Сначала его еще слушали — все-таки офицер, да и громадный, что медведь. А потом перестали слушать и ждали, чтобы он скорей кончил. Но он тянул, тянул… Главное, на что он напирал в конце своей речи, — это что большевизм в России завершится общей резней, тогда вмешаются другие державы, наведут порядок, а русский мужик и рабочий должен будет заплатить им за «помощь» большую контрибуцию.
Из других ораторов выделялся худенький господинчик, сообщивший, что он родом из-под Орши, имеет всего пятьдесят гектаров земли, сам хозяйством не занимается, живет и служит в городе. И вот только за то, что он — поляк, сказал он, его арестовали, мучили в «чрезвычайке», и, когда ему удалось бежать, он приехал в свое именьице под Оршей, где нашел одни головешки. Особенно жаловался на то, что большевики, растаскивая его добро, до смерти напугали дочку: бедная девочка заболела, стала как помешанная… Все свои беды он приписывал тому, что он — поляк и всегда, насколько позволял достаток, поддерживал польское революционное движение…
Приехавший из Варшавы редактор какого-то хадецкого «рабочего» журнальчика, остренький, как спица, говорил по-ученому и больше всего доказывал, что большевики совсем не интернационалисты, а те же москали и кацапы и что под их властью говорить будет разрешено только по-русски.
— Как это может быть? — верещал он пискливым, хотя и резким, громким голосом. — Москаль весь век был москалем, а тут вдруг объявился спасителем человечества!..
Его дополнил ксендз Цыбулька, еще молодой и очень красивый, с бледным лицом, в строгой черной сутане. Он был доктором теологии, учился в Риме, слыл чуть ли не святым и очень нравился Юзе. Его отец — одно слово что богатый, а так — мужик мужиком, белорус из деревни недалеко от Старой Вилейки, даже говорить по-польски не умел. Зато ксендз Цыбулька говорил как заправский оратор… Человечество он изобразил огромным лугом, а народы на нем — всевозможными цветами. Самые лучшие цветы на лугу — польская нация, так сотворил господь бог… А большевики хотят, чтобы цветы утратили свой естественный красивый цвет, поблекли и приобрели серый, тоскливый, однообразный тон…
— Но этого господь бог не допустит… Нация — явление вечное, премудрое творение самого господа бога, — возглашал пан ксендз Цыбулька, молитвенно складывая руки ладонями и возводя очи к небу…
На трибуне один за другим сменилось еще несколько ксендзов и разных хадецких ораторов. Они вовсю стращали голодом, «чрезвычайкой», играли на национальном чувстве.
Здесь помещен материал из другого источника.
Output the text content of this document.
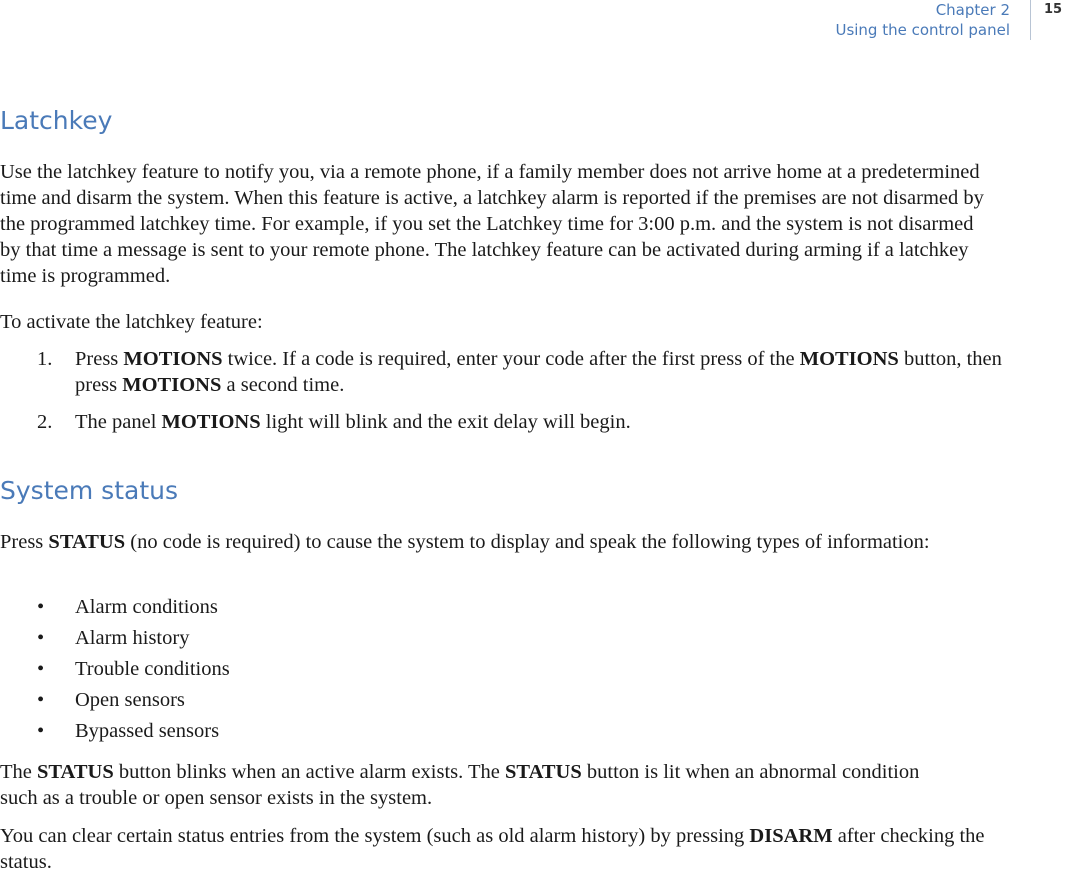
Chapter 2
Using the control panel
15
Latchkey

Use the latchkey feature to notify you, via a remote phone, if a family member does not arrive home at a predetermined time and disarm the system. When this feature is active, a latchkey alarm is reported if the premises are not disarmed by the programmed latchkey time. For example, if you set the Latchkey time for 3:00 p.m. and the system is not disarmed by that time a message is sent to your remote phone. The latchkey feature can be activated during arming if a latchkey time is programmed.

To activate the latchkey feature:

1. Press MOTIONS twice. If a code is required, enter your code after the first press of the MOTIONS button, then press MOTIONS a second time.
2. The panel MOTIONS light will blink and the exit delay will begin.
System status

Press STATUS (no code is required) to cause the system to display and speak the following types of information:

• Alarm conditions
• Alarm history
• Trouble conditions
• Open sensors
• Bypassed sensors

The STATUS button blinks when an active alarm exists. The STATUS button is lit when an abnormal condition such as a trouble or open sensor exists in the system.

You can clear certain status entries from the system (such as old alarm history) by pressing DISARM after checking the status.
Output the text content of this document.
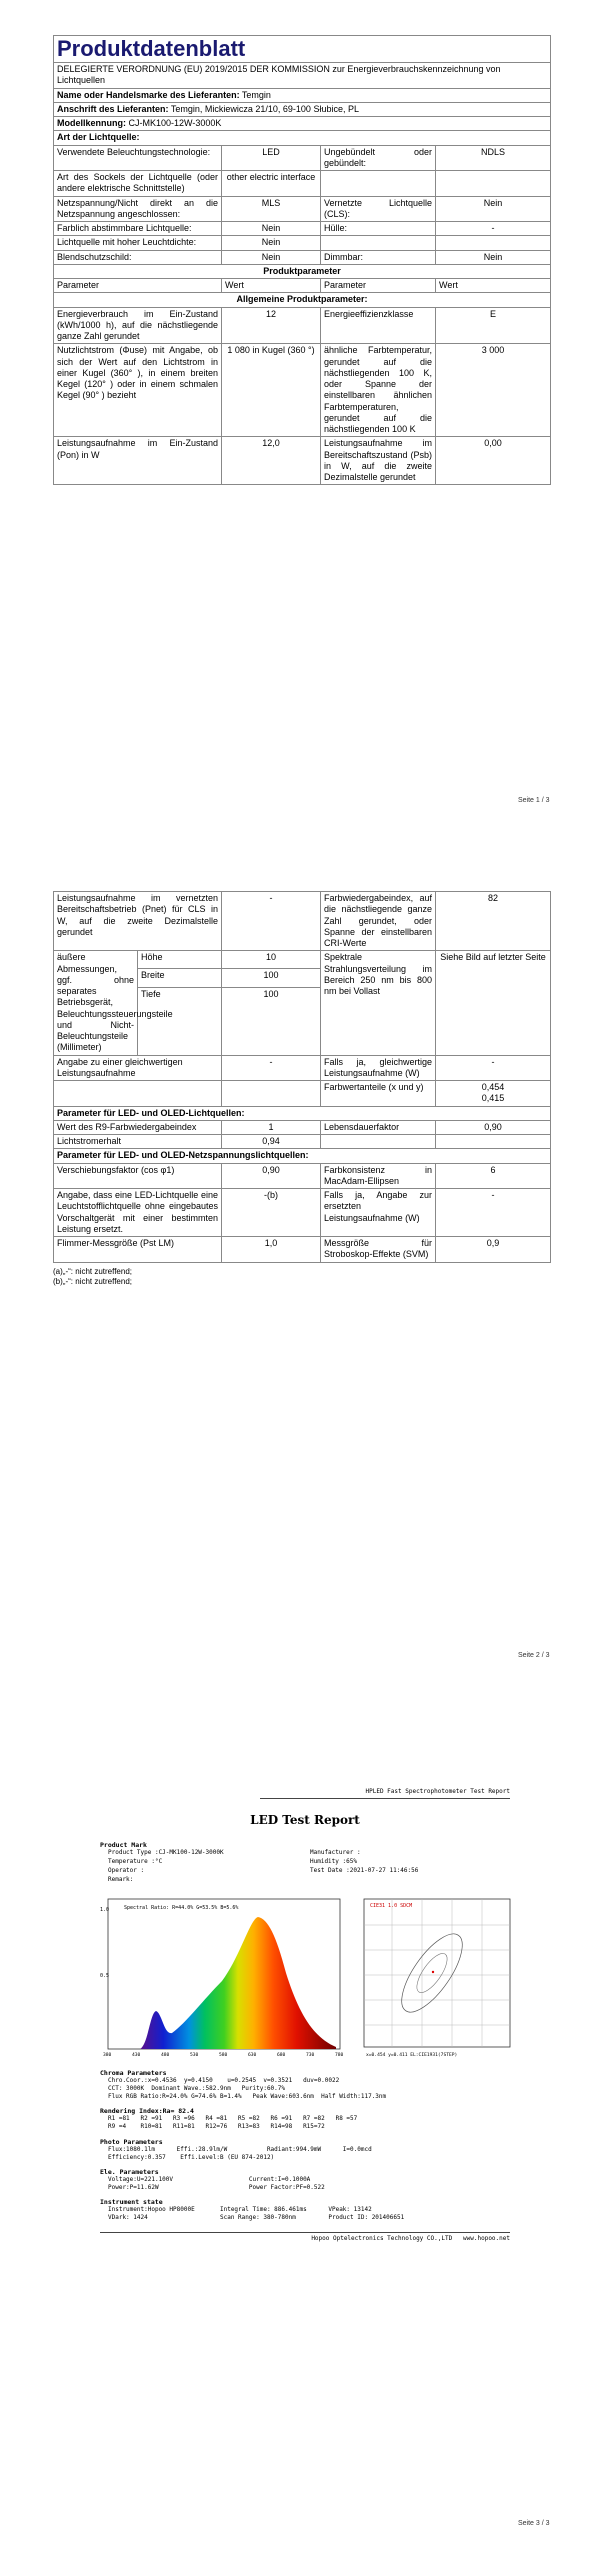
Produktdatenblatt			
DELEGIERTE VERORDNUNG (EU) 2019/2015 DER KOMMISSION zur Energieverbrauchskennzeichnung von Lichtquellen			
Name oder Handelsmarke des Lieferanten: Temgin			
Anschrift des Lieferanten: Temgin, Mickiewicza 21/10, 69-100 Słubice, PL			
Modellkennung: CJ-MK100-12W-3000K			
Art der Lichtquelle:			
Verwendete Beleuchtungstechnologie:	LED	Ungebündelt oder gebündelt:	NDLS
Art des Sockels der Lichtquelle (oder andere elektrische Schnittstelle)	other electric interface		
Netzspannung/Nicht direkt an die Netzspannung angeschlossen:	MLS	Vernetzte Lichtquelle (CLS):	Nein
Farblich abstimmbare Lichtquelle:	Nein	Hülle:	-
Lichtquelle mit hoher Leuchtdichte:	Nein		
Blendschutzschild:	Nein	Dimmbar:	Nein
Produktparameter			
Parameter	Wert	Parameter	Wert
Allgemeine Produktparameter:			
Energieverbrauch im Ein-Zustand (kWh/1000 h), auf die nächstliegende ganze Zahl gerundet	12	Energieeffizienzklasse	E
Nutzlichtstrom (Φuse) mit Angabe, ob sich der Wert auf den Lichtstrom in einer Kugel (360° ), in einem breiten Kegel (120° ) oder in einem schmalen Kegel (90° ) bezieht	1 080 in Kugel (360 °)	ähnliche Farbtemperatur, gerundet auf die nächstliegenden 100 K, oder Spanne der einstellbaren ähnlichen Farbtemperaturen, gerundet auf die nächstliegenden 100 K	3 000
Leistungsaufnahme im Ein-Zustand (Pon) in W	12,0	Leistungsaufnahme im Bereitschaftszustand (Psb) in W, auf die zweite Dezimalstelle gerundet	0,00
Seite 1 / 3
Leistungsaufnahme im vernetzten Bereitschaftsbetrieb (Pnet) für CLS in W, auf die zweite Dezimalstelle gerundet		-	Farbwiedergabeindex, auf die nächstliegende ganze Zahl gerundet, oder Spanne der einstellbaren CRI-Werte	82
äußere Abmessungen, ggf. ohne separates Betriebsgerät, Beleuchtungssteuerungsteile und Nicht-Beleuchtungsteile (Millimeter)	Höhe	10	Spektrale Strahlungsverteilung im Bereich 250 nm bis 800 nm bei Vollast	Siehe Bild auf letzter Seite
	Breite	100		
	Tiefe	100		
Angabe zu einer gleichwertigen Leistungsaufnahme		-	Falls ja, gleichwertige Leistungsaufnahme (W)	-
			Farbwertanteile (x und y)	0,454
0,415

Parameter für LED- und OLED-Lichtquellen:				
Wert des R9-Farbwiedergabeindex		1	Lebensdauerfaktor	0,90
Lichtstromerhalt		0,94		
Parameter für LED- und OLED-Netzspannungslichtquellen:				
Verschiebungsfaktor (cos φ1)		0,90	Farbkonsistenz in MacAdam-Ellipsen	6
Angabe, dass eine LED-Lichtquelle eine Leuchtstofflichtquelle ohne eingebautes Vorschaltgerät mit einer bestimmten Leistung ersetzt.		-(b)	Falls ja, Angabe zur ersetzten Leistungsaufnahme (W)	-
Flimmer-Messgröße (Pst LM)		1,0	Messgröße für Stroboskop-Effekte (SVM)	0,9
(a)„-“: nicht zutreffend;
(b)„-“: nicht zutreffend;
Seite 2 / 3
HPLED Fast Spectrophotometer Test Report
LED Test Report
Product Mark
Product Type :CJ-MK100-12W-3000K
Temperature :°C
Operator :
Remark:
Manufacturer :
Humidity :65%
Test Date :2021-07-27 11:46:56
Spectral Ratio: R=44.0% G=53.5% B=5.6%
1.0
0.5
380	430	480	530	580	630	680	730	780
CIE31 1.0 SDCM
x=0.454 y=0.411 EL:CIE1931(7STEP)
Chroma Parameters
Chro.Coor.:x=0.4536  y=0.4150    u=0.2545  v=0.3521   duv=0.0022
CCT: 3000K  Dominant Wave.:582.9nm   Purity:60.7%
Flux RGB Ratio:R=24.0% G=74.6% B=1.4%   Peak Wave:603.6nm  Half Width:117.3nm
Rendering Index:Ra= 82.4
R1 =81   R2 =91   R3 =96   R4 =81   R5 =82   R6 =91   R7 =82   R8 =57
R9 =4    R10=81   R11=81   R12=76   R13=83   R14=98   R15=72
Photo Parameters
Flux:1080.1lm      Effi.:28.9lm/W           Radiant:994.9mW      I=0.0mcd
Efficiency:0.357    Effi.Level:B (EU 874-2012)
Ele. Parameters
Voltage:U=221.100V                     Current:I=0.1000A
Power:P=11.62W                         Power Factor:PF=0.522
Instrument state
Instrument:Hopoo HP8000E       Integral Time: 886.461ms      VPeak: 13142
VDark: 1424                    Scan Range: 380-780nm         Product ID: 201406651
Hopoo Optelectronics Technology CO.,LTD   www.hopoo.net
Seite 3 / 3
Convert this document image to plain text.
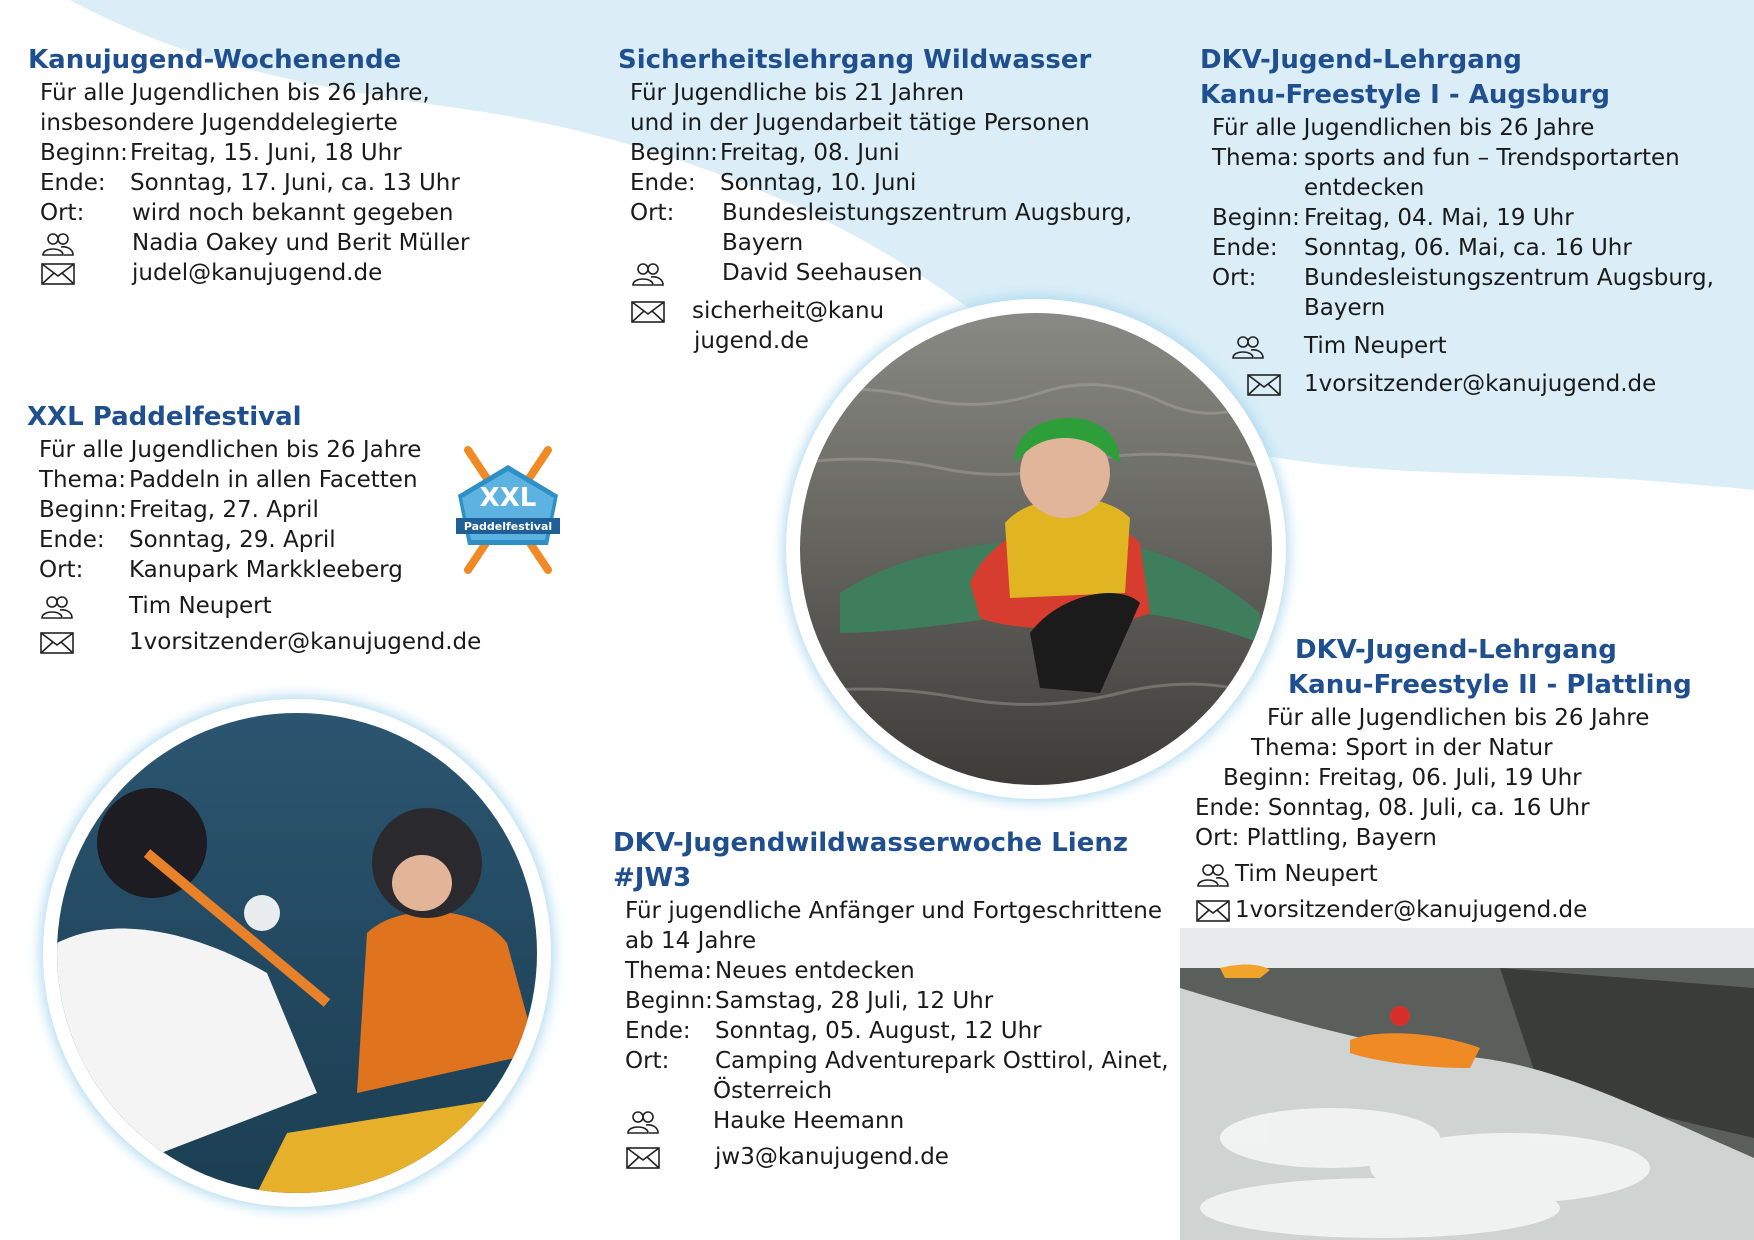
Kanujugend-Wochenende
Für alle Jugendlichen bis 26 Jahre,
insbesondere Jugenddelegierte
Beginn: Freitag, 15. Juni, 18 Uhr
Ende:	Sonntag, 17. Juni, ca. 13 Uhr
Ort:	wird noch bekannt gegeben
Nadia Oakey und Berit Müller
judel@kanujugend.de
XXL Paddelfestival
Für alle Jugendlichen bis 26 Jahre
Thema: Paddeln in allen Facetten
Beginn: Freitag, 27. April
Ende:	Sonntag, 29. April
Ort:	Kanupark Markkleeberg
Tim Neupert
1vorsitzender@kanujugend.de
XXL
Paddelfestival
Sicherheitslehrgang Wildwasser
Für Jugendliche bis 21 Jahren
und in der Jugendarbeit tätige Personen
Beginn: Freitag, 08. Juni
Ende:	Sonntag, 10. Juni
Ort:	Bundesleistungszentrum Augsburg,
Bayern
David Seehausen
sicherheit@kanu
jugend.de
DKV-Jugend-Lehrgang
Kanu-Freestyle I - Augsburg
Für alle Jugendlichen bis 26 Jahre
Thema: sports and fun – Trendsportarten
entdecken
Beginn: Freitag, 04. Mai, 19 Uhr
Ende:	Sonntag, 06. Mai, ca. 16 Uhr
Ort:	Bundesleistungszentrum Augsburg,
Bayern
Tim Neupert
1vorsitzender@kanujugend.de
DKV-Jugend-Lehrgang
Kanu-Freestyle II - Plattling
Für alle Jugendlichen bis 26 Jahre
Thema: Sport in der Natur
Beginn: Freitag, 06. Juli, 19 Uhr
Ende: Sonntag, 08. Juli, ca. 16 Uhr
Ort: Plattling, Bayern
Tim Neupert
1vorsitzender@kanujugend.de
DKV-Jugendwildwasserwoche Lienz
#JW3
Für jugendliche Anfänger und Fortgeschrittene
ab 14 Jahre
Thema: Neues entdecken
Beginn: Samstag, 28 Juli, 12 Uhr
Ende:	Sonntag, 05. August, 12 Uhr
Ort:	Camping Adventurepark Osttirol, Ainet,
Österreich
Hauke Heemann
jw3@kanujugend.de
Сухая, черная пани, святоша-католичка, пугала, что повсюду засядут «жиды», упразднят христианские праздники и наступит превеликое распутство…
И все они призывали «братьев-рабочих» не верить «Антихристу», не идти в марксистские партии, держаться только «Лиги роботничей» и с ее помощью строить «мать Польшу», свое «рабочее счастье». А главное — обходить, как чуму, большевиков и их гнездо на Вороньей улице. И бойкотировать выборы в «совдеп», если большевики надумают проводить их в «польском» Вильно…
VIII
ВЫБОРЫ В СОВЕТ
Тем временем, по инициативе Вороньей, для подготовки и проведения выборов в Виленский Совет Рабочих Депутатов была создана специальная комиссия из представителей различных социалистических рабочих партий. И в начале декабря началась предвыборная агитация…
Естественно, из всех партий, принимавших участие в выборах, в самом неравноправном положении оказалась виленская коммунистическая организация. Немцы не давали разрешения на коммунистические митинги, арестовывали коммунистических агитаторов, устроили налет на типографию, где печатались коммунистические воззвания, арестовали наборщиков.
Коммунисты вели агитацию на фабриках, в мастерских, по дворам, на улицах, шли со своим революционным словом на открытые профсоюзные собрания и на митинги других партий. Нелегко им было пробиться к трибуне. Особенно старался левый Бунд воспрепятствовать выступлениям коммунистов перед рабочими-евреями, отговариваясь тем, что официально компартия еще не признана легальной. На самом деле бундовцы боялись потерять свое влияние на еврейской улице. Здорово же громил их в своих речах Юлиус Шимилевич. Он разбивал в пух и прах лучших бундовских ораторов, в том числе Вайнштейна и даже самого Избицкого, не говоря уже об известной тогда в Вильно бундовке Рахили.
Приехал он из Москвы за два месяца до выборов; часто его можно было видеть на Вороньей, где он работал, кажется, в партийной редакции. Высокий, стройный, изящный молодой человек, он выглядел совсем юношей, хотя ему было, как я позже узнал, около двадцати восьми лет. Небольшое, чистое, детское лицо. А глаза — черные, сверкающие, выразительные глаза.